The Sundance Film Festival announces its slate today. I know a lot of filmmakers who submitted to the festival this year. For their sake and mine I don't really go into the nitty-gritty numbers of how few films – no matter how good – get into this most coveted of festivals. Now that most of them have heard a yes or now, however, it might actually help their spirits to know the truth. (Last year I wrote a kind of pep talk piece on this subject that you're welcome to read.) Let's do some back-of-the-napkin calculations here. According to what a Sundance programmer told me last year when I was writing Film Festival Secrets (the book), about 8,000 titles were submitted to Sundance last year, and that number could have gone as high as nine or ten thousand this year. Let's use the conservative 9,000 for now. Checking out last year's program guide reveals that Sundance programs fewer than 200 films total, including shorts. So 200/9000 = .022. Only two percent of the films submitted get into the Sundance Film Festival.
As John Cooper, Director of the Sundance Film Festival put it in a tweet earlier today: "3724 features submitted and we can only invite 113. So many tough choices. For me, a very good news-bad news day."
(It has been pointed out to me that this means that three percent of feature films got in, but who's counting?)
The numbers aren't really much better at any other large-to-medium festival, though I estimate that acceptance rates hover between 3% and 8%. This isn't a criticism of these festivals, merely a statement of the way it is. There are more films being made and submitted than ever before, and the large, well-known festivals can't grow their programs fast enough to keep up. The selection process at a festival like Sundance isn't about finding great films – it's about figuring out which great films you want to show.
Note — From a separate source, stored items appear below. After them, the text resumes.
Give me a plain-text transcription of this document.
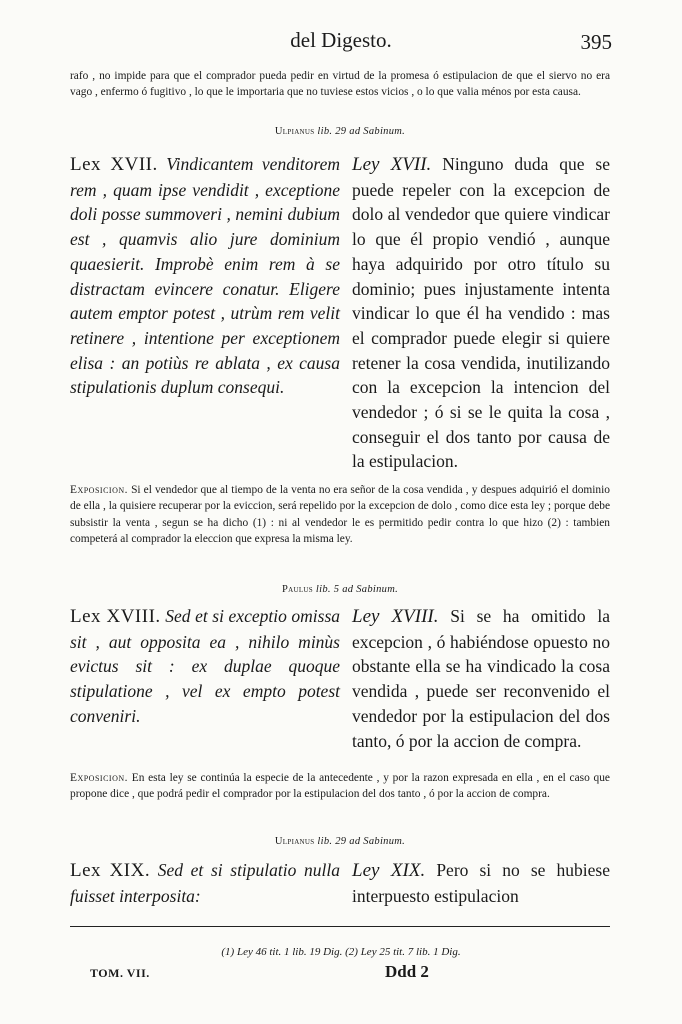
del Digesto.	395
rafo , no impide para que el comprador pueda pedir en virtud de la promesa ó estipulacion de que el siervo no era vago , enfermo ó fugitivo , lo que le importaria que no tuviese estos vicios , o lo que valia ménos por esta causa.
Ulpianus lib. 29 ad Sabinum.
Lex XVII. Vindicantem venditorem rem , quam ipse vendidit , exceptione doli posse summoveri , nemini dubium est , quamvis alio jure dominium quaesierit. Improbè enim rem à se distractam evincere conatur. Eligere autem emptor potest , utrùm rem velit retinere , intentione per exceptionem elisa : an potiùs re ablata , ex causa stipulationis duplum consequi.
Ley XVII. Ninguno duda que se puede repeler con la excepcion de dolo al vendedor que quiere vindicar lo que él propio vendió , aunque haya adquirido por otro título su dominio; pues injustamente intenta vindicar lo que él ha vendido : mas el comprador puede elegir si quiere retener la cosa vendida, inutilizando con la excepcion la intencion del vendedor ; ó si se le quita la cosa , conseguir el dos tanto por causa de la estipulacion.
Exposicion. Si el vendedor que al tiempo de la venta no era señor de la cosa vendida , y despues adquirió el dominio de ella , la quisiere recuperar por la eviccion, será repelido por la excepcion de dolo , como dice esta ley ; porque debe subsistir la venta , segun se ha dicho (1) : ni al vendedor le es permitido pedir contra lo que hizo (2) : tambien competerá al comprador la eleccion que expresa la misma ley.
Paulus lib. 5 ad Sabinum.
Lex XVIII. Sed et si exceptio omissa sit , aut opposita ea , nihilo minùs evictus sit : ex duplae quoque stipulatione , vel ex empto potest conveniri.
Ley XVIII. Si se ha omitido la excepcion , ó habiéndose opuesto no obstante ella se ha vindicado la cosa vendida , puede ser reconvenido el vendedor por la estipulacion del dos tanto, ó por la accion de compra.
Exposicion. En esta ley se continúa la especie de la antecedente , y por la razon expresada en ella , en el caso que propone dice , que podrá pedir el comprador por la estipulacion del dos tanto , ó por la accion de compra.
Ulpianus lib. 29 ad Sabinum.
Lex XIX. Sed et si stipulatio nulla fuisset interposita:
Ley XIX. Pero si no se hubiese interpuesto estipulacion
(1) Ley 46 tit. 1 lib. 19 Dig. (2) Ley 25 tit. 7 lib. 1 Dig.
TOM. VII.	Ddd 2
As I told a client just the other day: "I think you made a film that's good enough for Sundance, but whether it's the kind of film that Sundance is in the mood for right now is the real question."
The good news is that there are now more small-to-medium sized festivals than ever before, and that the number of really great festival-worthy films hasn't kept up with that growth either. So while it may be a programmer's market at the top of the heap, there are plenty of festivals further down on the pyramid who are hungry for quality movies that haven't yet had their world or national premieres. Sure, it would be great to premiere at Sundance or AFI Fest or Berlin. The trick is to stay in the game long enough – and to keep making movies good enough – that you're in the right place when your right time comes along.